Perhaps Drexler’s most poignant and emotional lyrics, however, are a nod to Polish Holocaust survivor and author Wladyslaw Szpilman in the song “El pianista del gueto de Varsovia” from his album Sea. Born to a German Jewish father who migrated to Uruguay and an Uruguayan mother, in the song Drexler contemplates the history of his people’s suffering, and recognizes that only generations, only mere dates, were the stroke of luck that kept him just far enough from a fate of persecution and pain. He comes to a realization: “Si fueras tu nieto y yo fuera mi abuelo/quizas, tu contarias mi historia/yo tengo tus mismas manos/yo tengo tu misma historia/yo pude haber sido el pianista del gueto de Varsovia” (If you were your grandson and I was my grandfather/perhaps, you would tell my story/I have your same hands/I have your same story/I could have been the pianist of the Warsaw ghetto).

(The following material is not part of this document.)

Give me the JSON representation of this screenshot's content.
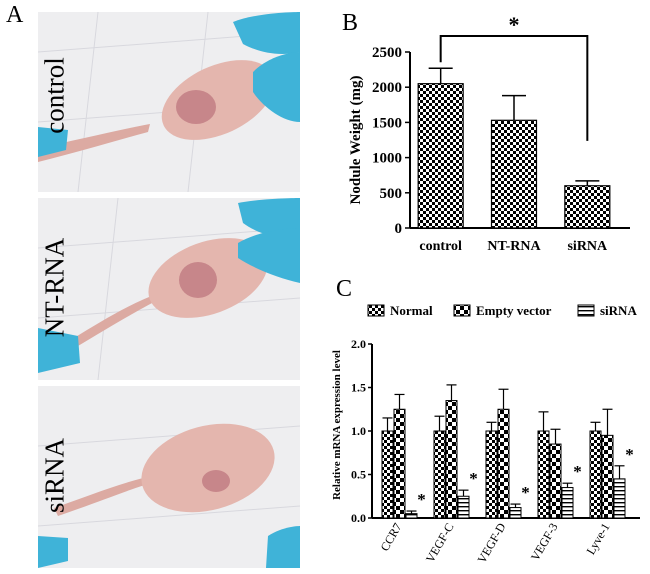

Drexler’s voice fell like raindrops on a still pond, and as he lightly and deliberately invoked the notes from his guitar strings, most of the time his voice and his guitar tone were inseparable and indiscernible. They blended together, they complimented one another, they became one delicate voice. During his performance, he incorporated silence, murmurs, soft percussion and barely-there bass in each tune, and often called upon the aid of electronics to loop echoes, chants, his voice, and even that of his nine-year old son, Pablo.

His interaction with the audience was delightful: Drexler, 42, encouraged the quiet but receptive listeners to participate by snapping to the beat , a more pleasant sound than the harshness of clapping, and singing along to the choruses. At first the audience wasn’t confident of what role it should play, as they were literally hanging on every note that came from Drexler’s lips and guitar, but Drexler guided us as though he was teaching us how to kiss. Soon the audience was comfortable singing with him, and the result was an audience that actually contributed to the performer’s music in a complimentary and pleasing way. Fans young and old, Hispanic, Anglo and beyond, cheered adoringly after each song, and begged Drexler to play two encores, which he did obligingly.

Drexler played around eighteen songs, and the impression was that he could have played fifteen or twenty more and the audience would have listened with bated breath the entire time. Absent was the touchingly idealistic “Al otro lado del rio” from the Walter Salles film The Motorcycle Diaries, for which he won an Academy Award for Best Song in 2005, but it was understandable. Being the unique and profoundly talented composer that he is, it is clear that Jorge Drexler wants the world to know that his cup runneth over with music, and we can only hope he’ll continue to make it for the forseeable future and far beyond.